In the past, when DYCP got too popular, they managed demand by quietly shutting out those who had already applied, whether they were successful or not.

I’ve worked in the arts for 23 years – almost a quarter of a century spent writing, performing, mentoring and building projects in schools, hospitals, prisons, food banks, festival, and theatres – some of which no longer exist.

I’ve applied to DYCP twice, in the shadow of the pandemic, when all my work disappeared overnight. I didn’t get it. I took time, reflected and rebuilt. I’ve spent three years waiting out the block out reapplication time, carefully preparing to apply again this October, with a clear plan for what could be a real step change in my work. And now? “Changes are coming.”

Managing demand

It’s such a neat phrase “managing demand”. But it’s not so tidy when you’re on the other side of it. If those of us who’ve applied before are once again excluded, we’ll be shut out without ever being told so directly. It will look like nothing has happened. But it won’t be nothing. It will be another quiet loss in a sector full of them.

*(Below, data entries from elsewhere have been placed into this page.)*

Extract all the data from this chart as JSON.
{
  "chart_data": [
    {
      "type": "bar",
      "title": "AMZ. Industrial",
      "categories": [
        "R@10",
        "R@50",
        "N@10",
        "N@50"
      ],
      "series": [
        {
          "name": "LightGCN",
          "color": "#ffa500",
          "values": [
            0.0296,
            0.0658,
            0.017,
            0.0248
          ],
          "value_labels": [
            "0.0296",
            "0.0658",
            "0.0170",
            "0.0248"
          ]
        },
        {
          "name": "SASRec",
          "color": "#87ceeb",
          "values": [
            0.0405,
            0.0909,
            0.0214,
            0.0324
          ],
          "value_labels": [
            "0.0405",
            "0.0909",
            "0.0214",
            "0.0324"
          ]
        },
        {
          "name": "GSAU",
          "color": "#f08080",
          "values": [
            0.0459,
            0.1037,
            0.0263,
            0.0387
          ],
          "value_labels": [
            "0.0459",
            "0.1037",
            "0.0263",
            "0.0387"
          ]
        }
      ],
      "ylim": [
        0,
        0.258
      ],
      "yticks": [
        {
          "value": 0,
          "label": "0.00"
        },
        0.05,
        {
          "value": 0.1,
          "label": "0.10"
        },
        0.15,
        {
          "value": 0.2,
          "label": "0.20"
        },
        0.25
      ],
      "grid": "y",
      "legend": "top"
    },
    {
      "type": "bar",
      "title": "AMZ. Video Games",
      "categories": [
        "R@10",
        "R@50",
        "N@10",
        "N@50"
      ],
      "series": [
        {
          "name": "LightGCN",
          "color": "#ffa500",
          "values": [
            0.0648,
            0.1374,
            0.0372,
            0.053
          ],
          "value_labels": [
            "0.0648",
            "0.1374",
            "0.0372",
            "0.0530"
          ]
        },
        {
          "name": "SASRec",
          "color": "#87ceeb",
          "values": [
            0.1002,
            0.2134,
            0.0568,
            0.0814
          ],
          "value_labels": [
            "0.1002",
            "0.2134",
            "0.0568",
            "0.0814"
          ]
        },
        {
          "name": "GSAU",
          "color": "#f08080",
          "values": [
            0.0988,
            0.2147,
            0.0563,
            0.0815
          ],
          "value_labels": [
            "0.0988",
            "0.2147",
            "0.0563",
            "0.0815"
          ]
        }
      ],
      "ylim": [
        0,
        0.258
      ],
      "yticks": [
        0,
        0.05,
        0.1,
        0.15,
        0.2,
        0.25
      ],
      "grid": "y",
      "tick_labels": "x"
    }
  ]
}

And I know what people might be thinking. In the face of war, climate collapse, political chaos and housing injustice, why does a small funding scheme for artists matter?

Because the arts are how we stay human. They are where we connect, reckon, process and reimagine. They help us tolerate complexity. They offer a different kind of attention than the algorithm allows. They are how we build language for what hasn’t happened yet.

Outsourcing meaning?

And in a world where AI is moving rapidly into creative space – generating poems, stories, voices, images – the question becomes not can something be made, but who do we want making it and why?

We need creativity that holds memory, ethics, mess, risk. That emerges from lives fully lived, not prompts. We need skilled, experienced practitioners who know how to hold a room of strangers and help them feel something. We need people who’ve spent decades figuring out how to create work that listens back.

As Jeanette Winterson writes: “Art is the place where we make meaning out of what would otherwise be meaningless.” Without investment in artists, we risk outsourcing meaning itself.

DYCP is one of the few funds that support artists not to produce a product, but to grow. That’s what makes it rare, and that’s why it matters. If we strip away the chance for artists to develop, we lose not just ideas but the soil in which ideas take root. And in a country disinvesting in arts education, local venues and live performance, that soil is getting thin.

Resilience is not infinite

I’m asking that long-term commitment and experience be valued alongside new voices. That we stop treating resilience as if it’s infinite. That we recognise when silence is policy.

I’ve watched talented colleagues leave the arts because they couldn’t afford to stay in a sector so under-resourced. Their absence is invisible, but it’s everywhere. Less risk. Less depth. Fewer stories that surprise us into feeling.

So yes, make changes if you must but don’t make them quietly. At least name it and make the process transparent. Don’t leave seasoned, working artists staring at another locked door with no explanation.

We’re still here. That should count for something. And we are needed now, more than ever.